Saat pembacaan Undang-Undang Dasar bukan hanya menjadi amanat Negara.
Setiap barisnya seperti membawa pesan-pesan berharga. Lebih bernilai dari puisi-puisi karya penulis ternama.
Aku tidak dalam keadaan lelah atau kepala yang berkunang-kunang ingin pingsan karena kepanasan.
Aku merasakannya dengan penuh kesadaran.
Kehadiranmu, menyelipkan nada bahagia dalam setiap suara yang kudengar.
Bahkan, teguran guru Sejarah saat aku ketiduran ditengah pelajaran seakan menjadi pujian yang bisa kubanggakan.
Senyummu selalu menciptakan ilusi-ilusi mustahil untukku.
Menyiratkan raut sempurna pada setiap apa yang kulihat.
Bahkan saat aku melihatmu berjalan beriringan dengan orang lain pun aku masih terus berusaha bahagia.
Mencoba menipu perasaanku yang kubiarkan tetap tumbuh cintanya.

Untuk apa?
Sekarang, saat logikaku telah bisa mengimbangi perasaanku yang selalu ingin dimanja, aku baru bisa melihat dengan benar. Aku baru merasa tidak mengerti tentang kebodohanku waktu itu. Saat seseorang yang kusayangi tidak memilihku, seharusnya aku pergi. Aku juga masih tidak mengerti tentang pilihanku saat itu. Untuk tetap mengikutimu yang telah berjalan bersama orang lain. Dan berharap kamu akan berpaling. Entah kenapa saat aku masih ABG, aku berfikir bahwa patah hati adalah bagian dari keindahan mencintai seseorang.

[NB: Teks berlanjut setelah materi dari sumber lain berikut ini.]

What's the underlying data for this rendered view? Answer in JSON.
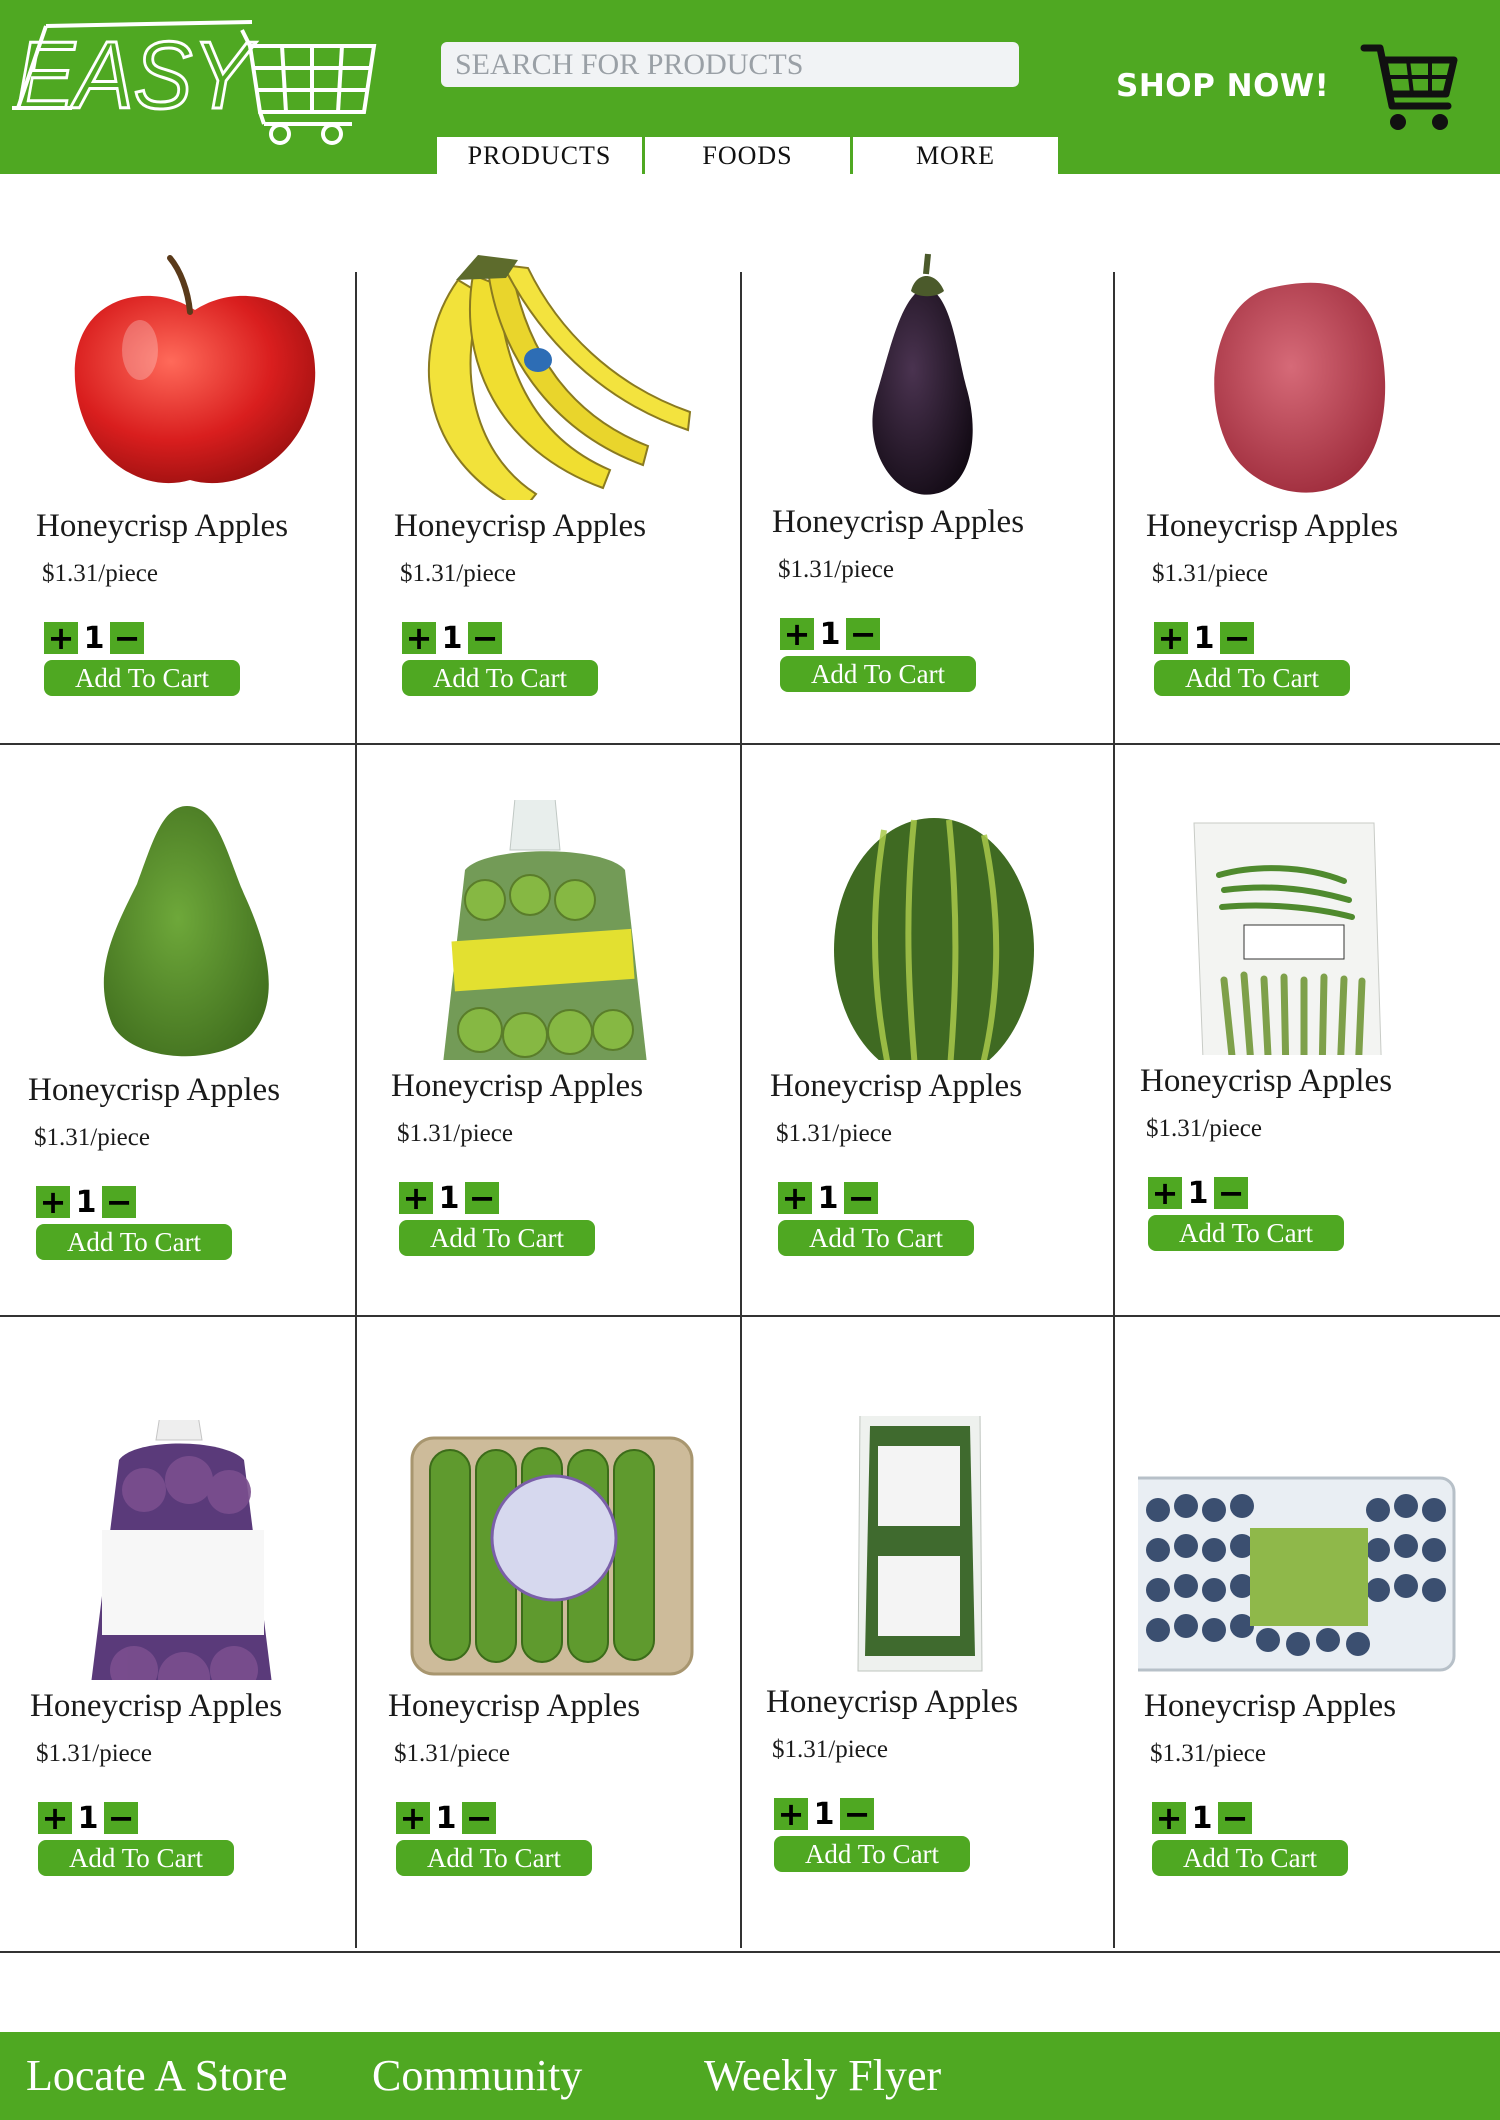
{
  "header": {
    "logo_text": "EASY",
    "search_placeholder": "SEARCH FOR PRODUCTS",
    "shop_now_label": "SHOP NOW!",
    "cart_icon": "shopping-cart-icon",
    "tabs": [
      {
        "label": "PRODUCTS"
      },
      {
        "label": "FOODS"
      },
      {
        "label": "MORE"
      }
    ]
  },
  "colors": {
    "brand_green": "#4fa822",
    "white": "#ffffff",
    "grid_line": "#333333"
  },
  "products": [
    {
      "name": "Honeycrisp Apples",
      "price": "$1.31/piece",
      "qty": "1",
      "add_label": "Add To Cart",
      "image": "red-apple"
    },
    {
      "name": "Honeycrisp Apples",
      "price": "$1.31/piece",
      "qty": "1",
      "add_label": "Add To Cart",
      "image": "bananas"
    },
    {
      "name": "Honeycrisp Apples",
      "price": "$1.31/piece",
      "qty": "1",
      "add_label": "Add To Cart",
      "image": "eggplant"
    },
    {
      "name": "Honeycrisp Apples",
      "price": "$1.31/piece",
      "qty": "1",
      "add_label": "Add To Cart",
      "image": "red-potato"
    },
    {
      "name": "Honeycrisp Apples",
      "price": "$1.31/piece",
      "qty": "1",
      "add_label": "Add To Cart",
      "image": "avocado"
    },
    {
      "name": "Honeycrisp Apples",
      "price": "$1.31/piece",
      "qty": "1",
      "add_label": "Add To Cart",
      "image": "bagged-limes"
    },
    {
      "name": "Honeycrisp Apples",
      "price": "$1.31/piece",
      "qty": "1",
      "add_label": "Add To Cart",
      "image": "watermelon"
    },
    {
      "name": "Honeycrisp Apples",
      "price": "$1.31/piece",
      "qty": "1",
      "add_label": "Add To Cart",
      "image": "green-beans-bag"
    },
    {
      "name": "Honeycrisp Apples",
      "price": "$1.31/piece",
      "qty": "1",
      "add_label": "Add To Cart",
      "image": "red-onions-bag"
    },
    {
      "name": "Honeycrisp Apples",
      "price": "$1.31/piece",
      "qty": "1",
      "add_label": "Add To Cart",
      "image": "mini-cucumbers-tray"
    },
    {
      "name": "Honeycrisp Apples",
      "price": "$1.31/piece",
      "qty": "1",
      "add_label": "Add To Cart",
      "image": "basil-pack"
    },
    {
      "name": "Honeycrisp Apples",
      "price": "$1.31/piece",
      "qty": "1",
      "add_label": "Add To Cart",
      "image": "blueberries-clamshell"
    }
  ],
  "footer": {
    "links": [
      {
        "label": "Locate A Store"
      },
      {
        "label": "Community"
      },
      {
        "label": "Weekly Flyer"
      }
    ]
  }
}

Dan aku sedang menertawai diriku sendiri, sekarang.

#Aku tidak ingin mengulang.

Kamis, 14 Agustus 2014

R a P a T

Selama hidupku, aku tidak pernah mengagumi apa yang dinamakan "RAPAT".
Sebuah kegiatan yang membuatku duduk diam diantara beberapa orang. Mendengarkan satu suara saja, kemudian baru saling timpal satu sama lain jika memang ada yang perlu diberi tanggapan. Kegiatan yang tidak memberikan hiburan. Membuatku merasa tua dalam beberapa saat. Dengan topik-topik yang sebenarnya tidak kupahami. 

Dan siang ini kegiatan yang membosankan itu disebut dihadapanku. Rapat pengurus OSIS menjelang Masa Orientasi Siswa baru. Aku juga tidak tau, jari dengan kesalahan syaraf mana yang telah menunjukku untuk menjadi salah satu anggota pengurus OSIS itu. Aku tidak suka berorganisasi. Aku lebih suka mengurangi gunungan bakso di kantin sekolah. Atau hal lain yang lebih membuatku merasa bahagia, diam-diam memetik buah kakao di taman sekolah misalnya. Ya, aku suka menghabiskan waktuku di taman sekolah. Aku suka membuat pengurus taman marah pagi-pagi. Aku selalu memetik bunga Tanjung tiap kali datang, karena aromanya yang membuatku tenang. Terlebih saat pelajaran Sejarah. Bunga Tanjung menina-bobokkan-ku dengan indah. Aku juga sering memetik bunga sepatu yang sudah mekar, untuk kujadikan penghias kolam di samping Mushola. Karena aku menyayangkan, kolam itu seharusnya bisa lebih enak dilihat jika ada bunga-bunga Teratai yang bermekaran. Tapi yang kulihat berbeda. Setiap aku datang ke kolam, pemandangannya selalu katak yang berenang-renang dengan bahagiannya. Ada juga yang sedang menggendong katak lain yang kupikir anaknya, sebelum akhirnya temanku memberitau bahwa yang digendong itu adalah pasangannya. Entah dapat ide darimana, aku pura-pura percaya saja.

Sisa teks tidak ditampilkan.